The police are already stretched and, unless they get full support, disintegration of the force could well begin. There have been no fatalities yet, but that is where things are headed. Once violent demonstrations are ended and there is a return to peaceful protest, the chief executive can start the conciliation process with inquiries and measures to reform LegCo, housing and much else. With compromise, good faith and good will, and without stirring nationalist sentiment, this can be solved. The Hong Kong Government’s withdrawal of the extradition Bill and their apology for the unintended spraying of paint at the Kowloon Mosque is a good start.
Over the past several weeks, Members have received a steady flow of emails from Hong Kongers, some setting out their analysis of the situation with great fluency. I will not give names, for fear of retribution, but outstanding arguments include:
“Unlike other British Overseas Territories, the British Hong Kong residents were denied a vote on the future. The land and the people were handed over to the Chinese without asking their consent”.
“Hong Kong Britons born in British Hong Kong before the handover were British by birth. After the handover, those of Chinese descent had Chinese nationality brutally imposed by Beijing. It is now impossible for them to register as British citizens due to the imposition of Chinese nationality”.
“Beijing is not concerned about the justifiable rights of the Hong Kong people, but only on how to silence opposition views”.
That is just a sample of the many emails that I and others have received appealing for help.
Should the situation in Hong Kong be seen as part of the broader picture of Chinese foreign policy? Most people will be familiar with China’s belt and road initiative—a massive infrastructure and investment project, a new Silk Road to transport Chinese goods through the heart of central Asia and into Europe, with defined maritime routes through and beyond the Indian Ocean, served by a string of naval bases, including in Sri Lanka and Djibouti, to protect their passage.
It smacks of imperialism on a global scale not seen since the 18th and 19th centuries. Chinese foreign policy includes extending territorial claims to a network of disputed islands, reefs and atolls throughout the South China Sea, stretching into the Pacific and closing on Australia. Harbour and airport facilities with military capabilities and defence infrastructure have mushroomed on islands that make up the Paracels and Spratlys.

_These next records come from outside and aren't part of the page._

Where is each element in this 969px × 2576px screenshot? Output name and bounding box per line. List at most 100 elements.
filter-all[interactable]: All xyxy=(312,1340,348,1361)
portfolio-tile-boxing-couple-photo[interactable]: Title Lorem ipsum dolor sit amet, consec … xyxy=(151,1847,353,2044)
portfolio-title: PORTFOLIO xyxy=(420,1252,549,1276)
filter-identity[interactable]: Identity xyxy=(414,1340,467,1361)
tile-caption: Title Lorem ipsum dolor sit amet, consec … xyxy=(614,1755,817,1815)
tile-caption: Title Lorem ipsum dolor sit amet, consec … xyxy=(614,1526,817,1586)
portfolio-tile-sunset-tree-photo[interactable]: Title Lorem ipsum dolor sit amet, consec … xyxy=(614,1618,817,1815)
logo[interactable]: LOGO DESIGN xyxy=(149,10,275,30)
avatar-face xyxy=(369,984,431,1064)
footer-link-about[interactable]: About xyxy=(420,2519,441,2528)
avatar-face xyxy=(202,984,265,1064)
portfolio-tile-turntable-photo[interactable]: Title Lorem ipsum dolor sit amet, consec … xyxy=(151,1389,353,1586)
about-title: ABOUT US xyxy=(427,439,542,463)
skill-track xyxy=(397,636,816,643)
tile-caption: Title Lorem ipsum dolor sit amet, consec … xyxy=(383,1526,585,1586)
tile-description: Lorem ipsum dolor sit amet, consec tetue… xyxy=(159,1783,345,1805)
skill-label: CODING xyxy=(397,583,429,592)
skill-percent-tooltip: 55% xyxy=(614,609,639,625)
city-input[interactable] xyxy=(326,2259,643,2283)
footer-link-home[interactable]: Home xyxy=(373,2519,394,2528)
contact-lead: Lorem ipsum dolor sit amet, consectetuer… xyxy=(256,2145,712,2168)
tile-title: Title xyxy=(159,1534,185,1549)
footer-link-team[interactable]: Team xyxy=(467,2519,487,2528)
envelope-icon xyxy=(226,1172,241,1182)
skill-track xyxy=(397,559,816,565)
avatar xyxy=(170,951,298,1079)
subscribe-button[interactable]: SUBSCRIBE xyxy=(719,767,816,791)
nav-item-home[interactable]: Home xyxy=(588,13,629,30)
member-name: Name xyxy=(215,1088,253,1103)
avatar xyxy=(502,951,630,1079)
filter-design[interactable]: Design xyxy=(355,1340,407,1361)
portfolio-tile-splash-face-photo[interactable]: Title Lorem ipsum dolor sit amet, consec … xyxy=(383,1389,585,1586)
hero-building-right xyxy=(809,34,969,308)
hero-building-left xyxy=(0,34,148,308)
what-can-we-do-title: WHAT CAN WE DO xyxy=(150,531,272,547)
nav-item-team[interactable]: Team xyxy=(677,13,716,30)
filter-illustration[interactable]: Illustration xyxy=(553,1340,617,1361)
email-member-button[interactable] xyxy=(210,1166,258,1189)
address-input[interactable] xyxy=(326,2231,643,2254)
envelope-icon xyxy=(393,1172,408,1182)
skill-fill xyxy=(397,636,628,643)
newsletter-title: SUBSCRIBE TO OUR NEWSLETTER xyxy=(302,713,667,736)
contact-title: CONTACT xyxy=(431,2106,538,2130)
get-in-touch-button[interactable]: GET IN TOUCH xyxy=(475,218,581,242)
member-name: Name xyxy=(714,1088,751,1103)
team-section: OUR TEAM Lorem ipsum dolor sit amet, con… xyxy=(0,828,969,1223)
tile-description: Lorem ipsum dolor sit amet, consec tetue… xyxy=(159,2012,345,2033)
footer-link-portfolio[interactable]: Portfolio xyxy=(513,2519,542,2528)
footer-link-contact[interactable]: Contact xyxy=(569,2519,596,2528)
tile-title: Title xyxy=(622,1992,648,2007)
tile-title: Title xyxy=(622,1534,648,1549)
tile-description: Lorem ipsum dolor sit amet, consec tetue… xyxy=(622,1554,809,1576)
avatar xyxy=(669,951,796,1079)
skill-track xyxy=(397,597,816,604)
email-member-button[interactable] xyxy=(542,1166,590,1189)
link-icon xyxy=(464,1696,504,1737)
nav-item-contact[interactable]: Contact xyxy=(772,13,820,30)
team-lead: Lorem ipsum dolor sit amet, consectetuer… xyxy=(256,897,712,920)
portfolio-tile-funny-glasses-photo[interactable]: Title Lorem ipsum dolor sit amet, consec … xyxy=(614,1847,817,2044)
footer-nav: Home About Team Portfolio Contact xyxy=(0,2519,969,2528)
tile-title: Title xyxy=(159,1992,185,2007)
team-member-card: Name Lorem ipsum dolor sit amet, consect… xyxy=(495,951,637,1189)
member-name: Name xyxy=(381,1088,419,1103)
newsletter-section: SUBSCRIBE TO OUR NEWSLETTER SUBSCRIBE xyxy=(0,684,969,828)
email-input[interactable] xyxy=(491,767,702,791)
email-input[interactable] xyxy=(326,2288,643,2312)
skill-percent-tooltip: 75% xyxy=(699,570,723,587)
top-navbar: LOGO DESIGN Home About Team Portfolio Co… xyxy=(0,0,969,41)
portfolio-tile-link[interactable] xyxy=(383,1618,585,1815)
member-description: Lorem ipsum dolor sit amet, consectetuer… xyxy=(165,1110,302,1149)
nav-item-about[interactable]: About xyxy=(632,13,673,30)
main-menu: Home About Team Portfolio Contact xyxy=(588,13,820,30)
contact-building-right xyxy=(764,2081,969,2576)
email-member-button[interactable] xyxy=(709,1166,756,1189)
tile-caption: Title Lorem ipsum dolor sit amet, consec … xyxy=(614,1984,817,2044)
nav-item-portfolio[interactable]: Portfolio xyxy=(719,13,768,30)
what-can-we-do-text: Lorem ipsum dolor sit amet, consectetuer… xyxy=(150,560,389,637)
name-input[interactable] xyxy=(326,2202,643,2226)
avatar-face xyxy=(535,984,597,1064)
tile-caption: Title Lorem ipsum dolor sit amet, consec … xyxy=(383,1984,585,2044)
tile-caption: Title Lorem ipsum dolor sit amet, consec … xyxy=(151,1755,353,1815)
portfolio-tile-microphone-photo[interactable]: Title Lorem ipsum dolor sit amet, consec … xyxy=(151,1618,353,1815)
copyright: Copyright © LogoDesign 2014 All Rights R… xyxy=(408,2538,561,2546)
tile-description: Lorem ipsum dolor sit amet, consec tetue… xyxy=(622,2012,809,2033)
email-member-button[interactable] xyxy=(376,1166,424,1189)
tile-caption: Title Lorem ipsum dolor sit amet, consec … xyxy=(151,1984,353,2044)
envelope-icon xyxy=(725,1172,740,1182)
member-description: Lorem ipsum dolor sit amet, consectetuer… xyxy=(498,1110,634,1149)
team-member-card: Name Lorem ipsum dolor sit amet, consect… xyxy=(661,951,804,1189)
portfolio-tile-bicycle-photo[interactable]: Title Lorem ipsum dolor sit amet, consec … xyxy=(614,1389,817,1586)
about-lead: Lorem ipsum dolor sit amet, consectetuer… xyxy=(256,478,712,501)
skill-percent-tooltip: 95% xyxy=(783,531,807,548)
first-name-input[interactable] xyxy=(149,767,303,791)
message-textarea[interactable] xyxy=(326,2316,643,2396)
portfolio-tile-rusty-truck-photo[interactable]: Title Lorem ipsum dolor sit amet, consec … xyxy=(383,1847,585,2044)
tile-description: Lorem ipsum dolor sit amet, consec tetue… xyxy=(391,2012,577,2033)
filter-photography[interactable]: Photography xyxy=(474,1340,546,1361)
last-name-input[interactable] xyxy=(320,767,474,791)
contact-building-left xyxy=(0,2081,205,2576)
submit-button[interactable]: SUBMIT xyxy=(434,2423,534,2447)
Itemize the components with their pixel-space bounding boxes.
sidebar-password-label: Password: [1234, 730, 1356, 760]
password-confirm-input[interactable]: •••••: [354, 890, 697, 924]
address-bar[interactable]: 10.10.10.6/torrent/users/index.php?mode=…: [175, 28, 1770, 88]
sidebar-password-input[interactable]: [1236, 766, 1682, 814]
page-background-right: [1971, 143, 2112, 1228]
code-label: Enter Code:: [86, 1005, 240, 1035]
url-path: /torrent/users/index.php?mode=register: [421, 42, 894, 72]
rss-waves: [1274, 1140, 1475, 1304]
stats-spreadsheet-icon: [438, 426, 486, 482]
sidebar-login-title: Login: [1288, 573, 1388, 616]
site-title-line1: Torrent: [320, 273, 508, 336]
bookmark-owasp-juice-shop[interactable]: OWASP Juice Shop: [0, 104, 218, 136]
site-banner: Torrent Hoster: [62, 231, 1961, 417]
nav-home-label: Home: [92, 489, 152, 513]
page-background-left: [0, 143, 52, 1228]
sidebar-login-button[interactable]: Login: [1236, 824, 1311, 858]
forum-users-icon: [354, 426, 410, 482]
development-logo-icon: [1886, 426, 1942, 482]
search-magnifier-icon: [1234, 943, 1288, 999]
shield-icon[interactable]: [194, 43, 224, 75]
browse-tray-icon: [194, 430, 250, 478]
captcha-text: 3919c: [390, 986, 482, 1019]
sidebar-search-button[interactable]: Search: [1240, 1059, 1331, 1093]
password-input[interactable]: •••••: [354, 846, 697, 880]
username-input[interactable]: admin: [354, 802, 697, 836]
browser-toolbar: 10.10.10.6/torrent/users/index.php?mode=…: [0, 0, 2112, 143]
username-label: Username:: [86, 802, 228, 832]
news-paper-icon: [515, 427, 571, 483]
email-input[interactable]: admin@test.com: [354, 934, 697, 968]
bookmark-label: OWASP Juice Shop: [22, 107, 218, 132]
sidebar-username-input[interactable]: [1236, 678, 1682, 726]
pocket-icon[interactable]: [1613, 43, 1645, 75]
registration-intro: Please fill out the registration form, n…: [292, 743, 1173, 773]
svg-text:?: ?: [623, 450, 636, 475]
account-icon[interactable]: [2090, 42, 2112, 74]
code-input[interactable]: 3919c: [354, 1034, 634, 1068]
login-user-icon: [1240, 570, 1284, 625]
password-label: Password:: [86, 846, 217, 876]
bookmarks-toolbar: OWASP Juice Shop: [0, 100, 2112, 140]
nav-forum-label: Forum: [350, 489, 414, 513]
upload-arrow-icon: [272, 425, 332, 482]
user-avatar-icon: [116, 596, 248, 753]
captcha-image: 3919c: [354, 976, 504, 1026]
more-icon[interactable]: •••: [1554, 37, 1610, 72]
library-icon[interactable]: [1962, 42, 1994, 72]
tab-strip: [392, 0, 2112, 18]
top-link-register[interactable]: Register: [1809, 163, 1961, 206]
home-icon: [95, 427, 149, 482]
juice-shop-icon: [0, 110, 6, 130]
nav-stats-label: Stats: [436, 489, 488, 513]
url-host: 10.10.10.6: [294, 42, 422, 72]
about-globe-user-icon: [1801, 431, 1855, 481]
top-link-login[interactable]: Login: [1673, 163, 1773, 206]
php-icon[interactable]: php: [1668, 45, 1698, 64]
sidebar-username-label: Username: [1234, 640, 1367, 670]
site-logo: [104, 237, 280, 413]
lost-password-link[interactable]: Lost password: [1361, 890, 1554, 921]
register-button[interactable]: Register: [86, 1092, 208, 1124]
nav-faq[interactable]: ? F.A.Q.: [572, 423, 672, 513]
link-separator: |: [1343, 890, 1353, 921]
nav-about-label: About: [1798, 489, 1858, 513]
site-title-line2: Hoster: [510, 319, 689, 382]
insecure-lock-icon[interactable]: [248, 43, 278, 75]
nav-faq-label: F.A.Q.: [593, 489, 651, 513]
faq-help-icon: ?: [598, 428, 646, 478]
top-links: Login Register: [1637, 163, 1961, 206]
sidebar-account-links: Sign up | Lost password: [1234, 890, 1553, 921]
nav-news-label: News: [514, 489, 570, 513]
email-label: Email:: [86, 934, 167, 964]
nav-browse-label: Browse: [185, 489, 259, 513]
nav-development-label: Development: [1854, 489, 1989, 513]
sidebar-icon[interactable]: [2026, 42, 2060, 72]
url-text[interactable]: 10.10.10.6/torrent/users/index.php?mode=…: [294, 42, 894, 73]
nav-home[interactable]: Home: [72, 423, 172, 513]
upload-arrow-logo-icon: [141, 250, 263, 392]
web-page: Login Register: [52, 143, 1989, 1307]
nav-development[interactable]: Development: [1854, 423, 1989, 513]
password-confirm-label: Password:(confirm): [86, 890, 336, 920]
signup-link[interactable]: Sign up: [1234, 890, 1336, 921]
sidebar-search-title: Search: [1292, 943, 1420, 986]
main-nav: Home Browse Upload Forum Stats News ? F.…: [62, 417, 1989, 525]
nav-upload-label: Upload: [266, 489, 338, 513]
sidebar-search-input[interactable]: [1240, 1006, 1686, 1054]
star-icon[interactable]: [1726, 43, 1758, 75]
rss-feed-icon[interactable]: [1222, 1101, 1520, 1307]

China has just secured a 75-year renewable lease on the whole of the island of Tulagi in the heart of the Solomon Islands, complete with fully functional naval and air bases initially provided by the Allied forces in World War II. Last month, China persuaded the Solomon Islands to join Kiribati in switching diplomatic ties from Taipei to Beijing.
There are worries, particularly in the US and Australia, that these developments provide a foothold for establishing a military presence in their backyard. The annual Bersama Lima military exercise is currently in full swing, with the intention of five nations combining to provide defence across Asia from a potential Chinese conventional threat: the front line. However, the allies’ combined power compared to China’s is extraordinary: the details do not bear reading. However, given that military engagement would seem an invidious course of action, we must examine combined economic and other actions to persuade China to address the plight of the Hong Kongers. In the words of Hong Kongers:
“Hong Kong is not Hong Kong anymore. No freedom, no justice, not safe. Please help to save the Hong Kongers’ life”.